A. We presume you don’t want to try any of the more exotic options such as ant egg oil, which dates from the Ottoman Empire and is still used in Asia and the Middle East. Or even a paste of turmeric, the golden spice mainly used in cooking, which is again still employed today in some communities.
So the alternative we suggest is electrolysis, which has a long history of effective permanent hair removal on the face and other parts of the body. The British Institute & Association of Electrolysis (BIAE/electrolysis.co.uk) explains that ‘electrolysis treats each hair follicle individually with a very fine, disposable, sterile probe [essentially a needle] to permanently destroy the follicle’s ability to reproduce, thereby eradicating hair growth on completion of the course of treatment’. Most clients agree that electrolysis causes slight discomfort (mild warming or heat) rather than pain.
Many readers ask about laser hair removal. This is more properly called hair reduction as it reduces hair growth but does not, at present, remove all the hair permanently, and in consequence needs continuous topping up. The British Association of Aesthetic Plastic Surgeons has a section on laser hair reduction on their website, baaps.org.uk.

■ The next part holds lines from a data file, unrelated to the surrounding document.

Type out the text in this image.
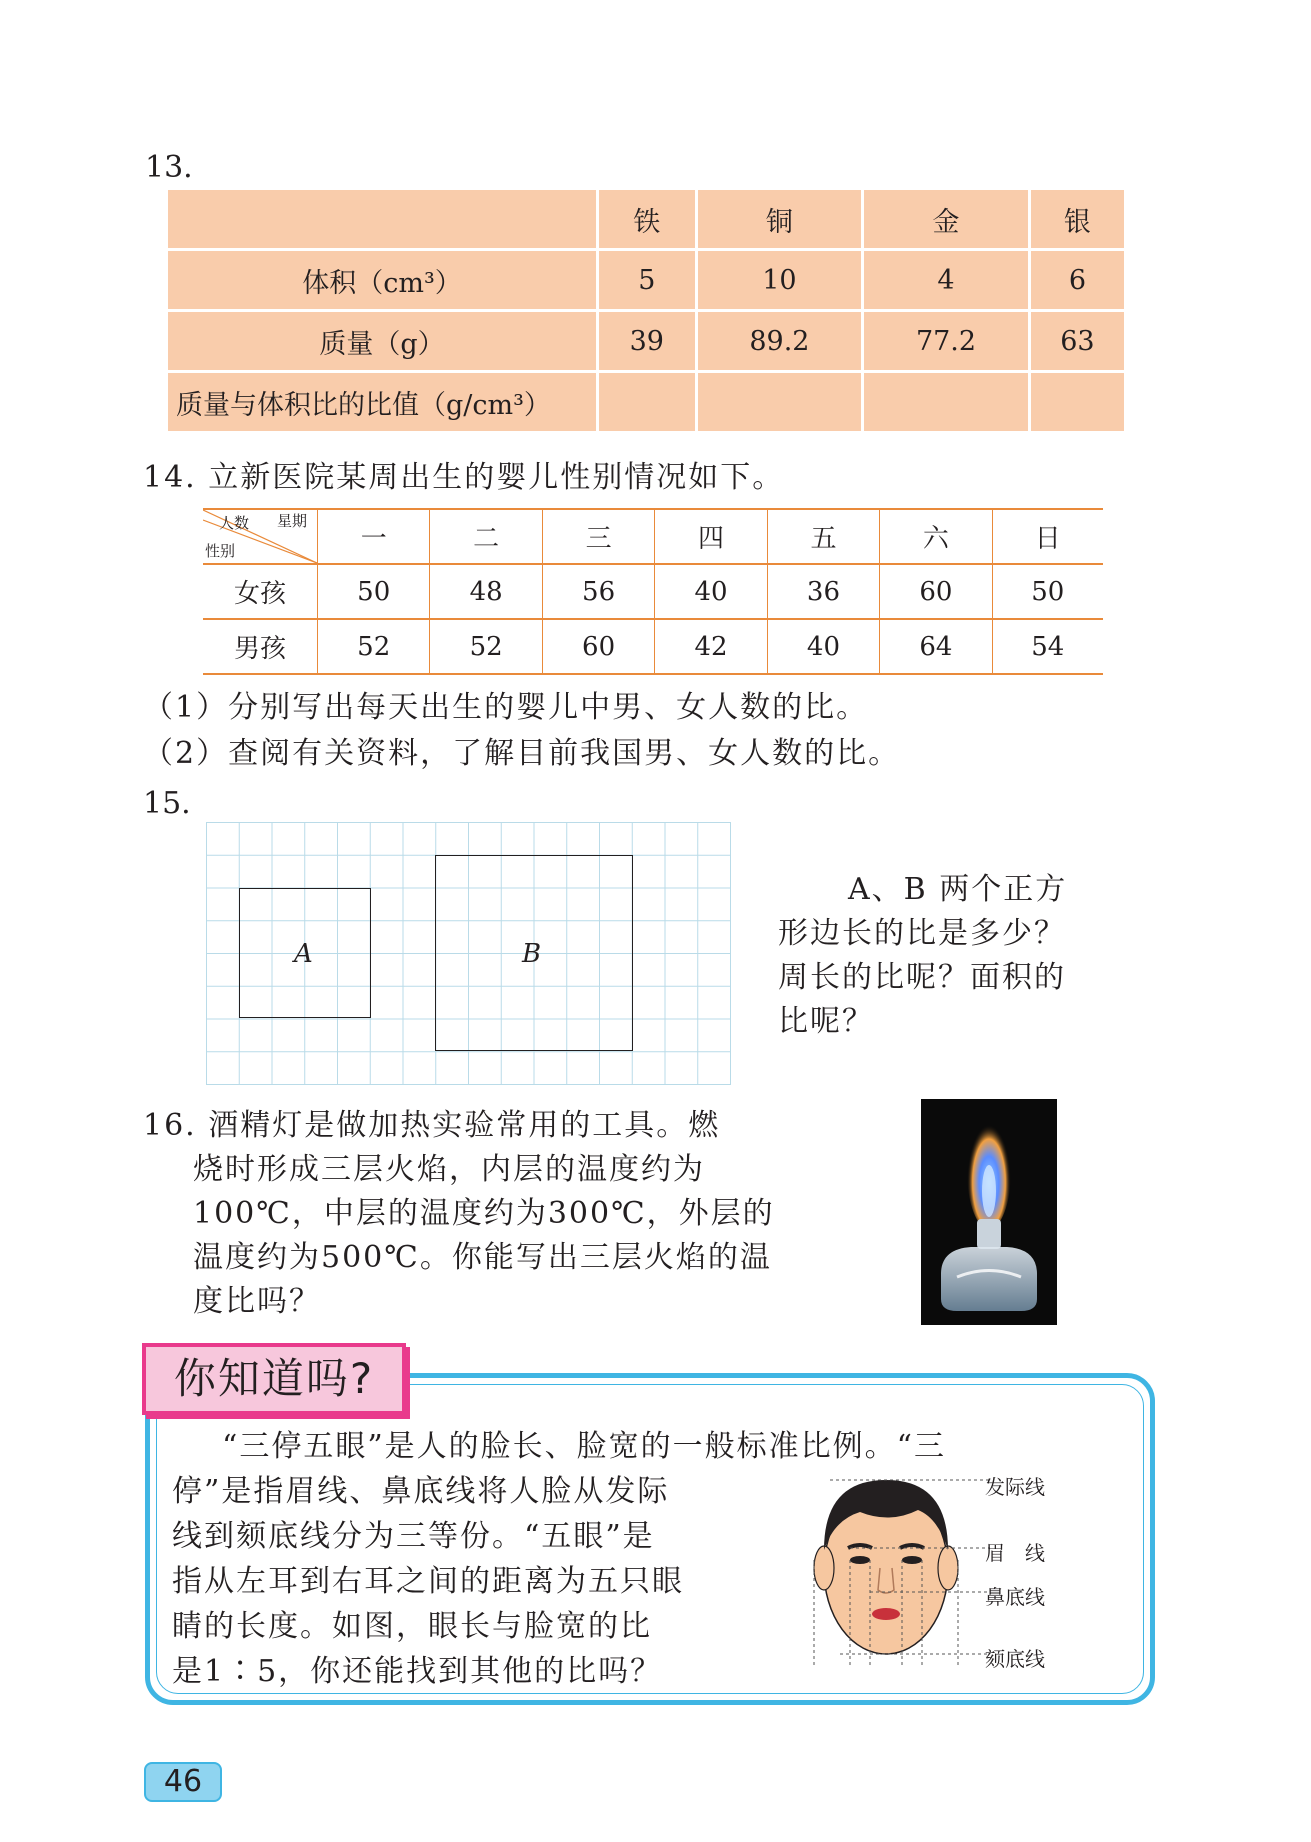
13.
	铁	铜	金	银
体积（cm³）	5	10	4	6
质量（g）	39	89.2	77.2	63
质量与体积比的比值（g/cm³）				
14. 立新医院某周出生的婴儿性别情况如下。
人数 星期
性别	一	二	三	四	五	六	日
女孩	50	48	56	40	36	60	50
男孩	52	52	60	42	40	64	54
（1）分别写出每天出生的婴儿中男、女人数的比。
（2）查阅有关资料，了解目前我国男、女人数的比。
15.
A	B
A、B 两个正方
形边长的比是多少？
周长的比呢？面积的
比呢？
16. 酒精灯是做加热实验常用的工具。燃
烧时形成三层火焰，内层的温度约为
100℃，中层的温度约为300℃，外层的
温度约为500℃。你能写出三层火焰的温
度比吗？
你知道吗?
“三停五眼”是人的脸长、脸宽的一般标准比例。“三
停”是指眉线、鼻底线将人脸从发际
线到颏底线分为三等份。“五眼”是
指从左耳到右耳之间的距离为五只眼
睛的长度。如图，眼长与脸宽的比
是1∶5，你还能找到其他的比吗？
发际线
眉　线
鼻底线
颏底线
46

The number of sessions you need varies with individuals’ density of hair growth. There can be anywhere between 50 and 500 hairs crowded into a small area of skin. Not all our hair is growing at the same time, explains the BIAE, and you may find that the three or four hairs on your chin could actually be 30 or more taking turns to grow. You will probably need to have regular appointments (taking anything from ten minutes to several hours) over a year or more to deal with the whole problem but you will see results from the start.
It is vital to find a qualified and experienced practitioner so do please look at the section called Find A Member on BIAE website, which also gives you lots more information about the process.